Langkah Otban VIII diharapkan mampu mendorong instansi lain untuk terlibat lebih aktif.Dirinya menegaskan bahwa mempercepat bantuan bukan sekadar tugas pemerintah daerah, tetapi menjadi tanggung jawab pemerintah pusat, institusi teknis, sektor swasta, hingga masyarakat luas.
Meski bantuan hari ini menjadi kebutuhan mendesak, peristiwa banjir dan longsor di tiga provinsi tersebut harus dibaca sebagai peringatan keras.
Ketergantungan pada respons cepat tidak akan efektif tanpa dibarengi evaluasi mendalam terhadap tata ruang, pembangunan daerah rawan bencana, dan mitigasi jangka panjang yang selama ini sering terabaikan.

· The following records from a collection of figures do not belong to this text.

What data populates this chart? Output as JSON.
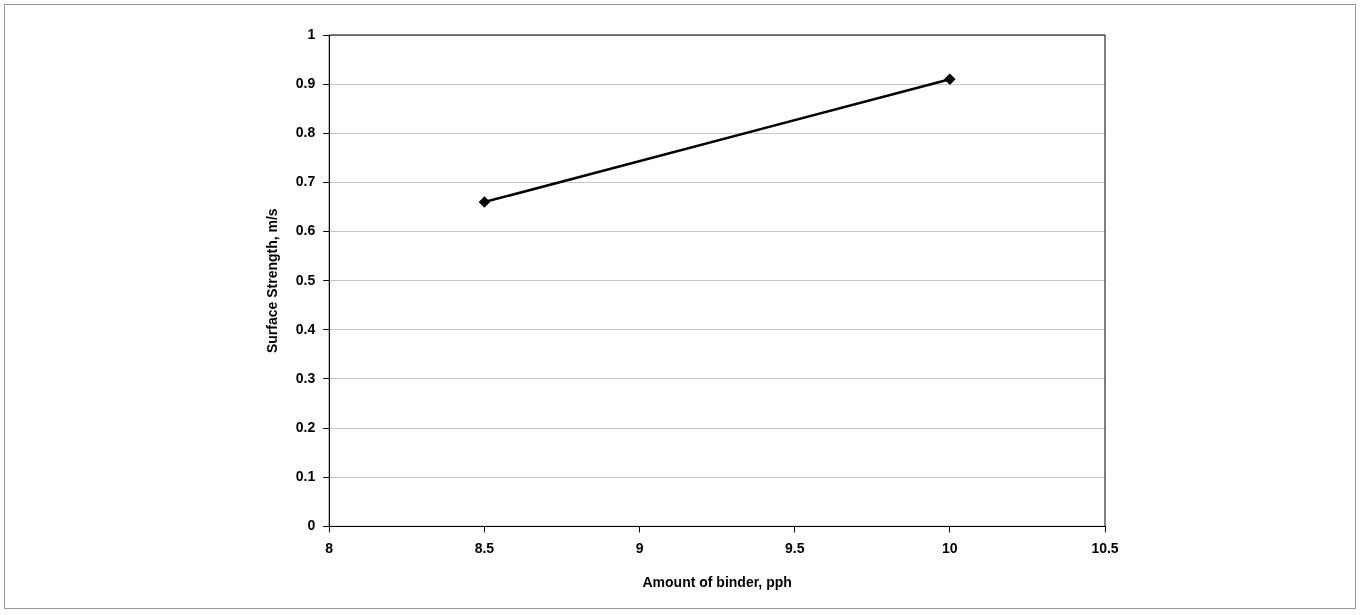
{
  "chart_data": {
    "type": "line",
    "xlabel": "Amount of binder, pph",
    "ylabel": "Surface Strength, m/s",
    "x": [
      8.5,
      10
    ],
    "series": [
      {
        "color": "#000000",
        "values": [
          0.66,
          0.91
        ]
      }
    ],
    "xlim": [
      8,
      10.5
    ],
    "xticks": [
      8,
      8.5,
      9,
      9.5,
      10,
      10.5
    ],
    "ylim": [
      0,
      1
    ],
    "yticks": [
      0,
      0.1,
      0.2,
      0.3,
      0.4,
      0.5,
      0.6,
      0.7,
      0.8,
      0.9,
      1
    ],
    "grid": "y",
    "legend": false,
    "marker": "diamond",
    "line_style": "solid"
  }
}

Sektor penerbangan yang terlibat dalam operasi darurat juga diharapkan dapat mendorong percepatan audit keselamatan bandara di wilayah rawan bencana, terutama terkait jalur evakuasi dan ketersediaan fasilitas penanggulangan darurat.
Dengan langkah yang dilakukan Otban VIII dan jajarannya, kebutuhan mendesak masyarakat setidaknya bisa terjawab sementara, sembari pemerintah menyiapkan fase pemulihan dan rekonstruksi jangka panjang.